You can configure the agent to log additional details in the amazon-cloudwatch-agent.log file. In the agent configuration file, in the agent section, set the debug field to true, then reconfigure and restart the CloudWatch agent. To disable the logging of this extra information, set the debug field to false. Then, reconfigure and restart the agent. For more information, see Manually create or edit the CloudWatch agent configuration file.

In versions 1.247350.0 and later of the CloudWatch agent, you can optionally set the aws_sdk_log_level field in the agent section of the agent configuration file to one or more of the following options. Separate multiple options with the | character.

  • LogDebug

  • LogDebugWithSigning

  • LogDebugWithHTTPBody

  • LogDebugRequestRetries

  • LogDebugWithEventStreamBody

For more information about these options, see LogLevelType.

Stopping and restarting the CloudWatch agent

You can manually stop the CloudWatch agent using either AWS Systems Manager or the command line.

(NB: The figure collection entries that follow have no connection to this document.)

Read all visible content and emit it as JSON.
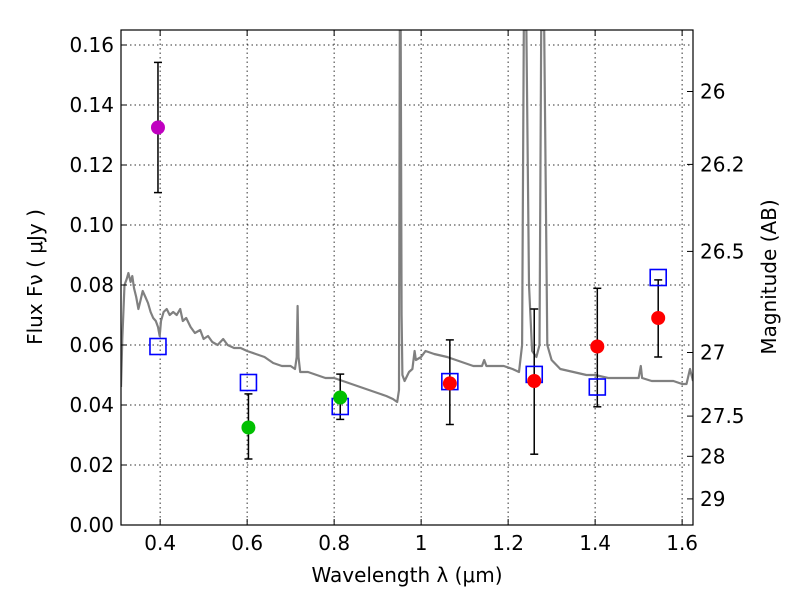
{
  "chart_data": {
    "type": "scatter",
    "xlabel": "Wavelength  λ (μm)",
    "ylabel": "Flux  Fν  ( μJy )",
    "ylabel_right": "Magnitude (AB)",
    "xlim": [
      0.31,
      1.625
    ],
    "ylim": [
      0.0,
      0.165
    ],
    "x_ticks": [
      0.4,
      0.6,
      0.8,
      1.0,
      1.2,
      1.4,
      1.6
    ],
    "x_tick_labels": [
      "0.4",
      "0.6",
      "0.8",
      "1",
      "1.2",
      "1.4",
      "1.6"
    ],
    "y_ticks": [
      0.0,
      0.02,
      0.04,
      0.06,
      0.08,
      0.1,
      0.12,
      0.14,
      0.16
    ],
    "y_tick_labels": [
      "0.00",
      "0.02",
      "0.04",
      "0.06",
      "0.08",
      "0.10",
      "0.12",
      "0.14",
      "0.16"
    ],
    "right_ticks": [
      {
        "label": "26",
        "flux": 0.1445
      },
      {
        "label": "26.2",
        "flux": 0.1202
      },
      {
        "label": "26.5",
        "flux": 0.0912
      },
      {
        "label": "27",
        "flux": 0.0575
      },
      {
        "label": "27.5",
        "flux": 0.0363
      },
      {
        "label": "28",
        "flux": 0.0229
      },
      {
        "label": "29",
        "flux": 0.0087
      }
    ],
    "grid": true,
    "series": [
      {
        "name": "photometry",
        "points": [
          {
            "x": 0.395,
            "y": 0.1325,
            "yerr_low": 0.1108,
            "yerr_high": 0.1542,
            "color": "#c000c0"
          },
          {
            "x": 0.603,
            "y": 0.0325,
            "yerr_low": 0.022,
            "yerr_high": 0.0437,
            "color": "#00c000"
          },
          {
            "x": 0.814,
            "y": 0.0425,
            "yerr_low": 0.0352,
            "yerr_high": 0.0503,
            "color": "#00c000"
          },
          {
            "x": 1.066,
            "y": 0.0472,
            "yerr_low": 0.0335,
            "yerr_high": 0.0617,
            "color": "#ff0000"
          },
          {
            "x": 1.26,
            "y": 0.048,
            "yerr_low": 0.0236,
            "yerr_high": 0.072,
            "color": "#ff0000"
          },
          {
            "x": 1.405,
            "y": 0.0595,
            "yerr_low": 0.0394,
            "yerr_high": 0.0789,
            "color": "#ff0000"
          },
          {
            "x": 1.545,
            "y": 0.069,
            "yerr_low": 0.056,
            "yerr_high": 0.0817,
            "color": "#ff0000"
          }
        ]
      },
      {
        "name": "model synthetic photometry",
        "marker": "open-square",
        "color": "#0000ff",
        "points": [
          {
            "x": 0.395,
            "y": 0.0595
          },
          {
            "x": 0.603,
            "y": 0.0475
          },
          {
            "x": 0.814,
            "y": 0.0395
          },
          {
            "x": 1.066,
            "y": 0.0478
          },
          {
            "x": 1.26,
            "y": 0.0502
          },
          {
            "x": 1.405,
            "y": 0.046
          },
          {
            "x": 1.545,
            "y": 0.0825
          }
        ]
      },
      {
        "name": "model spectrum",
        "type": "line",
        "color": "#808080",
        "points": [
          [
            0.31,
            0.046
          ],
          [
            0.313,
            0.062
          ],
          [
            0.318,
            0.08
          ],
          [
            0.323,
            0.082
          ],
          [
            0.327,
            0.084
          ],
          [
            0.332,
            0.081
          ],
          [
            0.336,
            0.083
          ],
          [
            0.34,
            0.079
          ],
          [
            0.345,
            0.076
          ],
          [
            0.35,
            0.072
          ],
          [
            0.355,
            0.075
          ],
          [
            0.36,
            0.078
          ],
          [
            0.366,
            0.076
          ],
          [
            0.372,
            0.074
          ],
          [
            0.378,
            0.071
          ],
          [
            0.384,
            0.069
          ],
          [
            0.39,
            0.068
          ],
          [
            0.395,
            0.066
          ],
          [
            0.399,
            0.063
          ],
          [
            0.402,
            0.068
          ],
          [
            0.408,
            0.071
          ],
          [
            0.415,
            0.072
          ],
          [
            0.422,
            0.07
          ],
          [
            0.43,
            0.071
          ],
          [
            0.438,
            0.07
          ],
          [
            0.446,
            0.072
          ],
          [
            0.452,
            0.068
          ],
          [
            0.46,
            0.069
          ],
          [
            0.47,
            0.066
          ],
          [
            0.48,
            0.064
          ],
          [
            0.492,
            0.065
          ],
          [
            0.5,
            0.062
          ],
          [
            0.51,
            0.063
          ],
          [
            0.52,
            0.061
          ],
          [
            0.532,
            0.06
          ],
          [
            0.545,
            0.062
          ],
          [
            0.555,
            0.06
          ],
          [
            0.57,
            0.059
          ],
          [
            0.585,
            0.059
          ],
          [
            0.6,
            0.058
          ],
          [
            0.62,
            0.057
          ],
          [
            0.64,
            0.056
          ],
          [
            0.66,
            0.054
          ],
          [
            0.68,
            0.053
          ],
          [
            0.7,
            0.053
          ],
          [
            0.71,
            0.052
          ],
          [
            0.714,
            0.056
          ],
          [
            0.716,
            0.073
          ],
          [
            0.718,
            0.056
          ],
          [
            0.722,
            0.051
          ],
          [
            0.74,
            0.051
          ],
          [
            0.76,
            0.05
          ],
          [
            0.78,
            0.049
          ],
          [
            0.8,
            0.049
          ],
          [
            0.82,
            0.048
          ],
          [
            0.84,
            0.047
          ],
          [
            0.86,
            0.046
          ],
          [
            0.88,
            0.045
          ],
          [
            0.9,
            0.044
          ],
          [
            0.92,
            0.043
          ],
          [
            0.935,
            0.042
          ],
          [
            0.945,
            0.041
          ],
          [
            0.949,
            0.045
          ],
          [
            0.951,
            0.165
          ],
          [
            0.953,
            0.165
          ],
          [
            0.955,
            0.07
          ],
          [
            0.957,
            0.05
          ],
          [
            0.962,
            0.048
          ],
          [
            0.972,
            0.051
          ],
          [
            0.98,
            0.052
          ],
          [
            0.985,
            0.058
          ],
          [
            0.988,
            0.055
          ],
          [
            1.0,
            0.056
          ],
          [
            1.01,
            0.058
          ],
          [
            1.03,
            0.057
          ],
          [
            1.06,
            0.056
          ],
          [
            1.08,
            0.055
          ],
          [
            1.1,
            0.054
          ],
          [
            1.12,
            0.053
          ],
          [
            1.14,
            0.053
          ],
          [
            1.145,
            0.055
          ],
          [
            1.15,
            0.053
          ],
          [
            1.17,
            0.053
          ],
          [
            1.19,
            0.053
          ],
          [
            1.21,
            0.052
          ],
          [
            1.225,
            0.051
          ],
          [
            1.232,
            0.06
          ],
          [
            1.236,
            0.165
          ],
          [
            1.242,
            0.165
          ],
          [
            1.248,
            0.08
          ],
          [
            1.255,
            0.058
          ],
          [
            1.265,
            0.056
          ],
          [
            1.272,
            0.06
          ],
          [
            1.276,
            0.165
          ],
          [
            1.283,
            0.165
          ],
          [
            1.29,
            0.06
          ],
          [
            1.3,
            0.055
          ],
          [
            1.32,
            0.052
          ],
          [
            1.35,
            0.051
          ],
          [
            1.38,
            0.05
          ],
          [
            1.4,
            0.05
          ],
          [
            1.43,
            0.049
          ],
          [
            1.46,
            0.049
          ],
          [
            1.49,
            0.049
          ],
          [
            1.5,
            0.049
          ],
          [
            1.505,
            0.053
          ],
          [
            1.508,
            0.049
          ],
          [
            1.53,
            0.048
          ],
          [
            1.56,
            0.048
          ],
          [
            1.58,
            0.048
          ],
          [
            1.6,
            0.047
          ],
          [
            1.61,
            0.047
          ],
          [
            1.618,
            0.052
          ],
          [
            1.625,
            0.048
          ]
        ]
      }
    ]
  }
}
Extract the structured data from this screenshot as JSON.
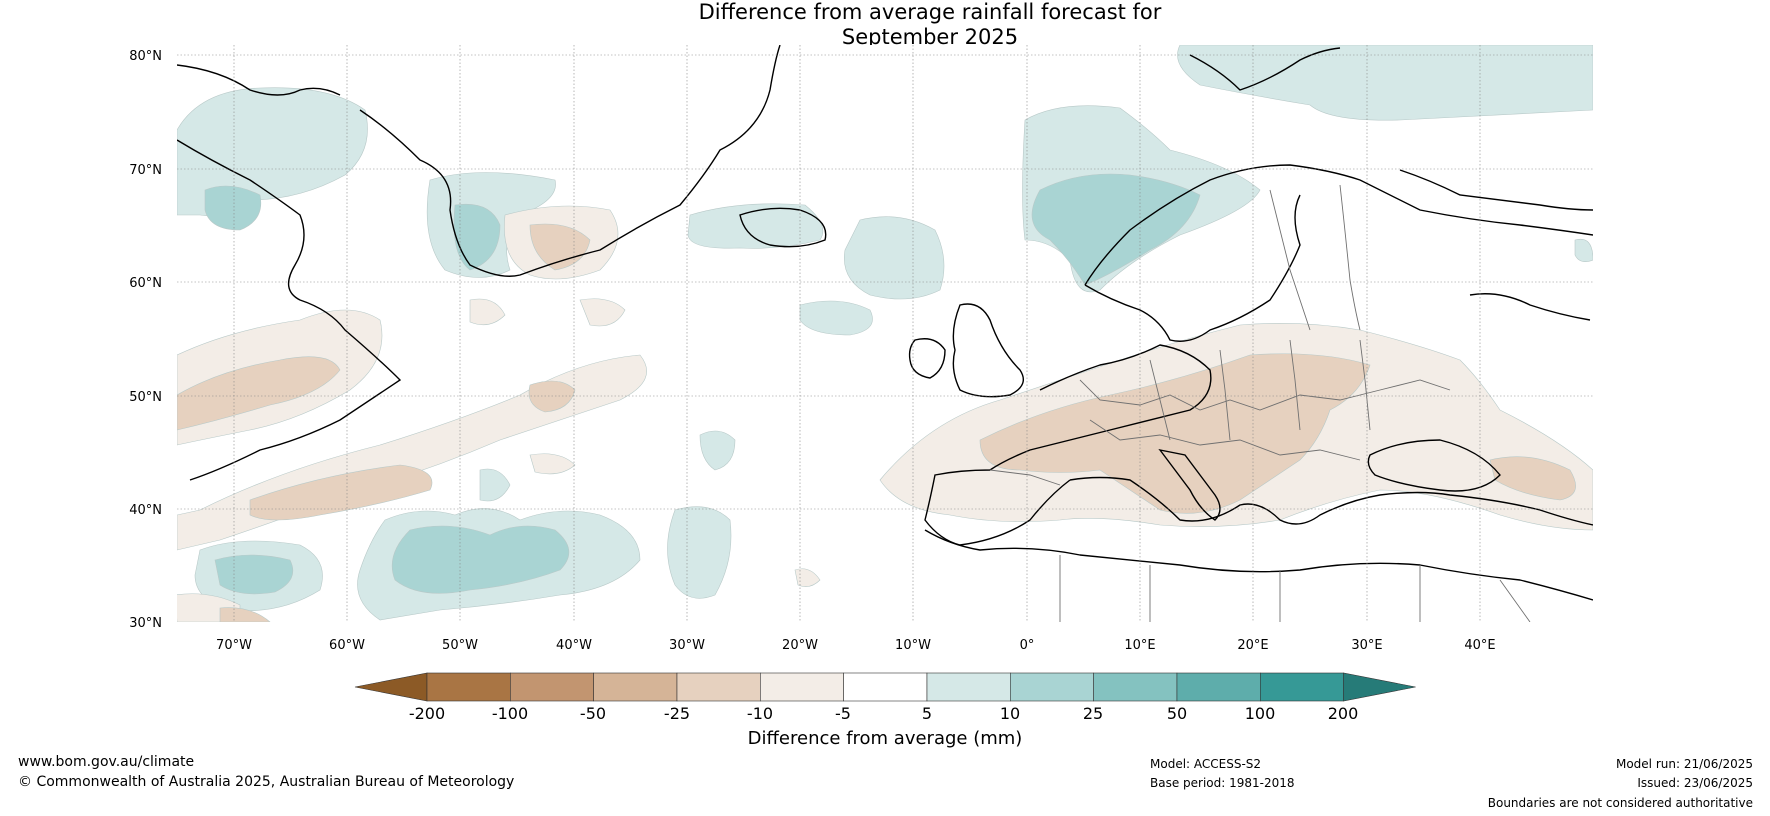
{
  "title": {
    "line1": "Difference from average rainfall forecast for",
    "line2": "September 2025"
  },
  "map": {
    "lat_labels": [
      "80°N",
      "70°N",
      "60°N",
      "50°N",
      "40°N",
      "30°N"
    ],
    "lon_labels": [
      "70°W",
      "60°W",
      "50°W",
      "40°W",
      "30°W",
      "20°W",
      "10°W",
      "0°",
      "10°E",
      "20°E",
      "30°E",
      "40°E"
    ]
  },
  "colorbar": {
    "ticks": [
      "-200",
      "-100",
      "-50",
      "-25",
      "-10",
      "-5",
      "5",
      "10",
      "25",
      "50",
      "100",
      "200"
    ],
    "colors": [
      "#8c5a26",
      "#a97544",
      "#c29570",
      "#d5b497",
      "#e6d1bf",
      "#f3ede7",
      "#ffffff",
      "#d5e8e7",
      "#a9d4d3",
      "#84c2c0",
      "#5eadab",
      "#369996",
      "#267b78"
    ],
    "label": "Difference from average (mm)"
  },
  "footer": {
    "url": "www.bom.gov.au/climate",
    "copyright": "© Commonwealth of Australia 2025, Australian Bureau of Meteorology",
    "model": "Model: ACCESS-S2",
    "base_period": "Base period: 1981-2018",
    "model_run": "Model run: 21/06/2025",
    "issued": "Issued: 23/06/2025",
    "disclaimer": "Boundaries are not considered authoritative"
  }
}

To stop the CloudWatch agent using Run Command
  1. Open the Systems Manager console at https://console.aws.amazon.com/systems-manager/.

  2. In the navigation pane, choose Run Command.

    -or-

    If the AWS Systems Manager home page opens, scroll down and choose Explore Run Command.

  3. Choose Run command.

  4. In the Command document list, choose AmazonCloudWatch-ManageAgent.

  5. In the Targets area, choose the instance where you installed the CloudWatch agent.

  6. In the Action list, choose stop.

  7. Keep Optional Configuration Source and Optional Configuration Location blank.

  8. Choose Run.

To stop the CloudWatch agent locally using the command line
  • On a Linux server, enter the following:

    sudo /opt/aws/amazon-cloudwatch-agent/bin/amazon-cloudwatch-agent-ctl -m ec2 -a stop

    On a server running Windows Server, enter the following in PowerShell as an administrator:

    & $Env:ProgramFiles\Amazon\AmazonCloudWatchAgent\amazon-cloudwatch-agent-ctl.ps1 -m ec2 -a stop

To restart the agent, follow the instructions in Start the CloudWatch agent.